No meio da turba, não é que um fulano não entendeu nada, misturou tudo, pajelança com os discursos, e murmurou "-...Compro a danada da maquininha, pico os tais gringos e me livro do demônio... vou 'prô' céu ..." !?.
Insistentes, contudo, os "oradores" rogavam a atenção de todos, e exibiam a basófia, em meio ao alarido típico de gentarada se acotovelando. Clamavam... Clamavam em nome de Deus, em nome da liberdade, em nome da facilidade. Quão úteis são os três! -pensei. Como é bom viver em plena democracia! -testemunhei. Que felicidade tropicana! -exclamei. Porque, a um só tempo, eu tenho assegurado o meu inalienável direito de ir e vir -ainda que seja da terra para o céu (ou seria o contrário!?); não mais serei escravo da miséria -já é chegada a hora da minha tão sonhada emancipação econômica, com a derrocada da opulência alheia; que bom poder ser consumidor em potencial de bugigangas utilitárias -mesmo que continuem sendo só bugigangas sem uso.
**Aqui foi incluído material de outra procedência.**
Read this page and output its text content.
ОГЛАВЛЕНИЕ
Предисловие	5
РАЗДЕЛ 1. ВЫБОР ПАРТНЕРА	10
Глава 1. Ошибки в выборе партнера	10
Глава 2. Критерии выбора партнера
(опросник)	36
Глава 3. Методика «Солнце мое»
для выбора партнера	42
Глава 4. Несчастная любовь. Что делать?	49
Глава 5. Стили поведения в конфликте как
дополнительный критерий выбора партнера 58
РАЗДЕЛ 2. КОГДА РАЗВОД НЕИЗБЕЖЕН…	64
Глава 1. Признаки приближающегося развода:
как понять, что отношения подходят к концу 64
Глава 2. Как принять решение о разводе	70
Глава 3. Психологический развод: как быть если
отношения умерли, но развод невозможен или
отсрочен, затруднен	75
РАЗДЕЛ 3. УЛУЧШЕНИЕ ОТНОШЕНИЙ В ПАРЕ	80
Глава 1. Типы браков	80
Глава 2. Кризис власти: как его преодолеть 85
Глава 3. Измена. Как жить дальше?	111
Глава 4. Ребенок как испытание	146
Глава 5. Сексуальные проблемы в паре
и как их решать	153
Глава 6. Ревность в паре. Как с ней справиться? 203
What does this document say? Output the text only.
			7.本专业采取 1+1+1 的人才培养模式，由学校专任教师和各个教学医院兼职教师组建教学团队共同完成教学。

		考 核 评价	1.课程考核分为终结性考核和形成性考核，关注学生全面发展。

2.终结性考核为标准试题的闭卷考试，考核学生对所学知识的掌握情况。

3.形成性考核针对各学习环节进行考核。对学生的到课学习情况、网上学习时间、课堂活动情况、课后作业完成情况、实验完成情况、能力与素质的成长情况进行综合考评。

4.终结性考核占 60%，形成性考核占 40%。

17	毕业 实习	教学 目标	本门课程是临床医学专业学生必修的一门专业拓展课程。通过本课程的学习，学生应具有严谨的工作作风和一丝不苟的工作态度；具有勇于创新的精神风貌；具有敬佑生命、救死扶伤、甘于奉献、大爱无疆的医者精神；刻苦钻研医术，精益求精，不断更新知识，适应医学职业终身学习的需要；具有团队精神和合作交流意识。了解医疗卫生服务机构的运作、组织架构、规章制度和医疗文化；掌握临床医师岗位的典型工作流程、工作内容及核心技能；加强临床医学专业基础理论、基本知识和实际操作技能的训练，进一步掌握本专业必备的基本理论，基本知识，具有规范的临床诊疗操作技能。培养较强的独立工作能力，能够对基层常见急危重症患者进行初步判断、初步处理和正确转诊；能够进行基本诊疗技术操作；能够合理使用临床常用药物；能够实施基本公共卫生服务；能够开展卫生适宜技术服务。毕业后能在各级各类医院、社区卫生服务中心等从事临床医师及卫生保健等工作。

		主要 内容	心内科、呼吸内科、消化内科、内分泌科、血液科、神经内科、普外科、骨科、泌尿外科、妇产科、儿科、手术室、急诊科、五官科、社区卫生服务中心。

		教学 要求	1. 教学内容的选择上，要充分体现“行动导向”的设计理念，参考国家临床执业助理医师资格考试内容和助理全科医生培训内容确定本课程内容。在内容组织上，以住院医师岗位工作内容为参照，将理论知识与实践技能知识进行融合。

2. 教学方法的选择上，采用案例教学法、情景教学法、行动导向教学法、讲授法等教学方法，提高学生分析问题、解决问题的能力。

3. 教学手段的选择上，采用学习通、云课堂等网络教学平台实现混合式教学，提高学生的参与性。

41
Exaltei-me, em louvor: '- Eu quero ir para o céu! Eu quero ser socialista! Eu quero comprar!!!'. E, ponderei: 'acima de tudo, eu quero sentir o imenso prazer em ser mais um desses "artistas", a discursar intermináveis blás-blás-blás aos ouvidos moucos de tantos quantos crêem. E, finalmente, decidi: serei também missionário -vou picar inhame e aipim, picar cana cubana na goela dos loucos de todos os gêneros!(Marcus Moreira Machado)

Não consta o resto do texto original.